In the past few decades, we’ve seen a massive change in technology. Today, I can buy a new wardrobe, order groceries, hail a ride, book a vacation and wire money from my bank account with a click or two on my mobile phone. And if I’m too lazy to even open my phone to check the weather, Alexa is there to help me know what to wear. While these developments have fundamentally made my personal life easier, the large-scale collection and monetization of data may be the most dramatic consequence of the digital age, especially for B2B businesses.
Nearly every online move we make — and many offline actions — can be tracked, logged and analyzed. It’s almost an assumption now that any time we visit a store or search for something online, we’re going to be presented with an ad tailored to that search the next time we open our browser or social media account. Even in a B2B context, seemingly anonymous website visitors can be identified at an account level so you know when someone from a key account is visiting your site.

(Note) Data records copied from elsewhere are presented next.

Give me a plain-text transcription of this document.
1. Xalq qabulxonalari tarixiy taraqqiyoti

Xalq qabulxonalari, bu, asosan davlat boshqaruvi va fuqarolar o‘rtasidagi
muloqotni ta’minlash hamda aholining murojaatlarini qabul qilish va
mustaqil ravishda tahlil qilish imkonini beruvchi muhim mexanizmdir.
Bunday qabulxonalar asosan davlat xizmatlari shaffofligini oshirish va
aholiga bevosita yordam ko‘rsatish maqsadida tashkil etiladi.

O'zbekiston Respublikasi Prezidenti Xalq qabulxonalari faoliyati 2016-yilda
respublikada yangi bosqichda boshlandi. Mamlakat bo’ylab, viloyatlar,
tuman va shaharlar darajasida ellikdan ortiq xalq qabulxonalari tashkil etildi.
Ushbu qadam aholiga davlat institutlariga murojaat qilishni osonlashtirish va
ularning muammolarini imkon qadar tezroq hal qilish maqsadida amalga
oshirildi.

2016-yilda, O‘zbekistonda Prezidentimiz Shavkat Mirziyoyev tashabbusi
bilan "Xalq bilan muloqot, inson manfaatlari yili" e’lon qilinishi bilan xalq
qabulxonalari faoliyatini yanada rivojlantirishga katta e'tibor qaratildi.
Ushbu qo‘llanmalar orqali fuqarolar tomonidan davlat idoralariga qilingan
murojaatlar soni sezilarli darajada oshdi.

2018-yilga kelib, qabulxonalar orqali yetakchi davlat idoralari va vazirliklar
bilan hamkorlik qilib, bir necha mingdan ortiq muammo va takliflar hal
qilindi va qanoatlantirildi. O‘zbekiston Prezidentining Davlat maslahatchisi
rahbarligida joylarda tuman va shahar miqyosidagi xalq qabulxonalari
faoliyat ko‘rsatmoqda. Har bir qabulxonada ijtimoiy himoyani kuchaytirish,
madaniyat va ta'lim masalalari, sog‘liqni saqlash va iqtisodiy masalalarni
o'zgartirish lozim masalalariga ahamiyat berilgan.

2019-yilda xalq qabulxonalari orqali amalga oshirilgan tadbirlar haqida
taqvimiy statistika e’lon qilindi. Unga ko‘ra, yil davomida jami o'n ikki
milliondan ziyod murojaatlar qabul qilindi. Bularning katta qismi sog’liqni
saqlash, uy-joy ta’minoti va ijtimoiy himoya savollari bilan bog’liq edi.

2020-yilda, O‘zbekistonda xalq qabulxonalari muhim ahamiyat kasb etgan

Most people now understand their data is being collected and used for business targeting, and as a result, they (myself included) are starting to become more thoughtful about who they share data with. They also want to understand how it’s being used. With all the bad actors finding more increasingly efficient and sometimes downright devious ways to steal personal data, it’s no surprise data privacy and laws are on the rise.
The California Consumer Privacy Act, or CCPA, which went into effect on Jan. 1, 2020, represents one of the most significant regulatory moves by any state government in regard to consumer data. Under the CCPA, every Californian has the right to know what personal data has been collected about them during the past 12 months, the right to have this information deleted from business and vendor records, the right to opt-out of the sale of their information and the right to non-discrimination as a result of these choices. And there are at least 20 other states considering similar legislation.
So, what does this mean for B2B businesses and how can they prepare?
First, some foundational changes will need to be made to data management and internal processes so that companies can react to CCPA requests. For instance, employees tasked with CCPA compliance will need to be able to easily access personal information whenever a request is submitted so they can properly disclose it, and that may require changes to software and processes. Similarly, a means of deleting personal information will need to be devised in order to comply with that demand. Finally, there will be cases where customers allow the business to use information internally but want it protected from being sold to third parties. The company must have a way to clearly differentiate those permissions across the enterprise.
Second, businesses need to understand how their information is collected and shared. This becomes especially critical when sourcing from third-party vendors, as collection methods vary. Some vendors undergo rigorous processes to ensure only the data that meets strict quality, privacy and compliance thresholds makes it into their systems. On the other hand, there are also vendors who use methods like email plug-ins that scrape employee emails and contact databases for signatures, sometimes unbeknownst to the employee. Unfortunately, their oversight can become your problem if prohibited information makes its way into your sales and marketing tools.
Regardless of where you source this data, now is a good time to ask important questions about CCPA compliance. What steps have you and your data provider taken to comply with CCPA and, for that matter, GDPR? What preparations have been made for future laws that may be on the horizon? How often is customer data refreshed to reflect consumers’ privacy choices? Asking these important questions can help protect your company from fines, reputational damage or lost business due to non-compliance.